В моем теперешнем состоянии пробиться к тем деревцам нечего и замахиваться. Это – на потом, а пока все по плану. И я принялся собирать прутики. В одном месте с краю зарослей нашел целую кучу веточек, видно, сбитых сюда ветром. Этого должно было хватить. Потом натянул свои изрядно потрепанные вратарские перчатки и принялся сдирать с кустов неприятно-колючие лианы. Они оказались до того крепкими, что иногда приходилось тянуть изо всех сил, чтобы их выпростать, и все равно они не рвались, а гнули собой целые кусты. Ну, подумал я, с такими лианами насчет лески особо не стоит беспокоиться, и камышовую лодку можно ими же связать. Колючки, правда, на них премерзкие, но их можно счистить. Терпелки хватит. Терпелки у меня теперь на все должно хватать.
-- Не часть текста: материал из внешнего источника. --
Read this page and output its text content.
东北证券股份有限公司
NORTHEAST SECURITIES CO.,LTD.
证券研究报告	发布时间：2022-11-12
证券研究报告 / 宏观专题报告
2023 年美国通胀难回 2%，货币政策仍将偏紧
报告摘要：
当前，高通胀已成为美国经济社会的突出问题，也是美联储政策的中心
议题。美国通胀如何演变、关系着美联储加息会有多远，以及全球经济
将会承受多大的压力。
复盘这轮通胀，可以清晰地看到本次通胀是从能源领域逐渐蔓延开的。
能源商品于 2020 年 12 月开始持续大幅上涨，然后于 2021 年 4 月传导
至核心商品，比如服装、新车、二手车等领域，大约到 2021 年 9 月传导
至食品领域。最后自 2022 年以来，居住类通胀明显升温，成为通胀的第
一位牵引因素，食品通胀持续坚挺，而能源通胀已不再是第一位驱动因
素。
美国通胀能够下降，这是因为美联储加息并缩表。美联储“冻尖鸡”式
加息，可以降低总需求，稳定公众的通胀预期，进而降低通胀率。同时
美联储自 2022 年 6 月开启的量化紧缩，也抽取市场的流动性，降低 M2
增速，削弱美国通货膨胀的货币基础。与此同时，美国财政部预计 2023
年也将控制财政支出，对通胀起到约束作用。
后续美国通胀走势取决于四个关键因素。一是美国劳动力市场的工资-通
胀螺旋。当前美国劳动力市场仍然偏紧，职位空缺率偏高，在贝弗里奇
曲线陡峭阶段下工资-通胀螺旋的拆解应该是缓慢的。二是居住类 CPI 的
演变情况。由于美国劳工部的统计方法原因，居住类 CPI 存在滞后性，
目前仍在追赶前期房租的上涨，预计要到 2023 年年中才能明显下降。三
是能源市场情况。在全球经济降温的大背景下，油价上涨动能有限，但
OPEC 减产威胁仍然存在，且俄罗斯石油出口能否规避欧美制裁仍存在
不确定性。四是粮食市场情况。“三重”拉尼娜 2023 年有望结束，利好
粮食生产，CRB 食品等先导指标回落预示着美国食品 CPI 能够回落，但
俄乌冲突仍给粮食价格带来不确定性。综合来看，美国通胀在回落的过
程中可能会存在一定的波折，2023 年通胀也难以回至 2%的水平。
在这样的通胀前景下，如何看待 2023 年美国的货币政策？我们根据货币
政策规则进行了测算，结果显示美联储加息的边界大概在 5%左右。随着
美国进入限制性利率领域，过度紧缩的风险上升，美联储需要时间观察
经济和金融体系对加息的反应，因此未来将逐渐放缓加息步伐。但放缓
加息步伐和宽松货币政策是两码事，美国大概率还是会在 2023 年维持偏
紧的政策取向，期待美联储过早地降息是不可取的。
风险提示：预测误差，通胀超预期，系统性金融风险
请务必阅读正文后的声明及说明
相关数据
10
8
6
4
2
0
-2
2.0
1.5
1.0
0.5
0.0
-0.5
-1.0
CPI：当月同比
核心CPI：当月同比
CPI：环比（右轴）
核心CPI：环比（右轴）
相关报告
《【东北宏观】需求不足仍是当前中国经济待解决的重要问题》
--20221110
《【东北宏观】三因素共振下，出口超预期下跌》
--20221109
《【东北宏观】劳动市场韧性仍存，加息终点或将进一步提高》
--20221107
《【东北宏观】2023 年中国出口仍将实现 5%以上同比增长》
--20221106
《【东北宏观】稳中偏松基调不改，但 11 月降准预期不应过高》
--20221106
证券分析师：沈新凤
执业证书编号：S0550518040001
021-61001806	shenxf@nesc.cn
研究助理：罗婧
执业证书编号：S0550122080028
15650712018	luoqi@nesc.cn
Когда материала набралось порядком, я увязал все мутузками в большую охапку и повлекся домой, в лагерь. Солнышко спряталось за тучки, как-то сразу захолодало, помрачнело, и мне захотелось быть поближе к очагу.
Тут я сразу заварил чайку. Смесь солодки с янтаком получилась действительно атомная, и я с опаской подумал – как бы чего не вышло. Господь миловал, однако.
Еще не стемнело, и я принялся мастерить из принесенных прутиков что-то вроде длинной метлы. Перекладывал веточки пучками сухой, как порох, прошлогодней травы и плотно стягивал все изделие лианками. Лепил добросовестно, аккуратно, прилаживал прутик к прутику, каждый прутик обматывал клочьями сухого бурьяна. Возился увлеченно, однако в конце концов притомился до звона в ушах и полез в палатку спать. Вспомнил, что все еще на положении больного, и что надо держать себя в рамочках. Сегодня мне точно не до охоты, с факелом или чем иным.
Однако один факел я все же соорудил.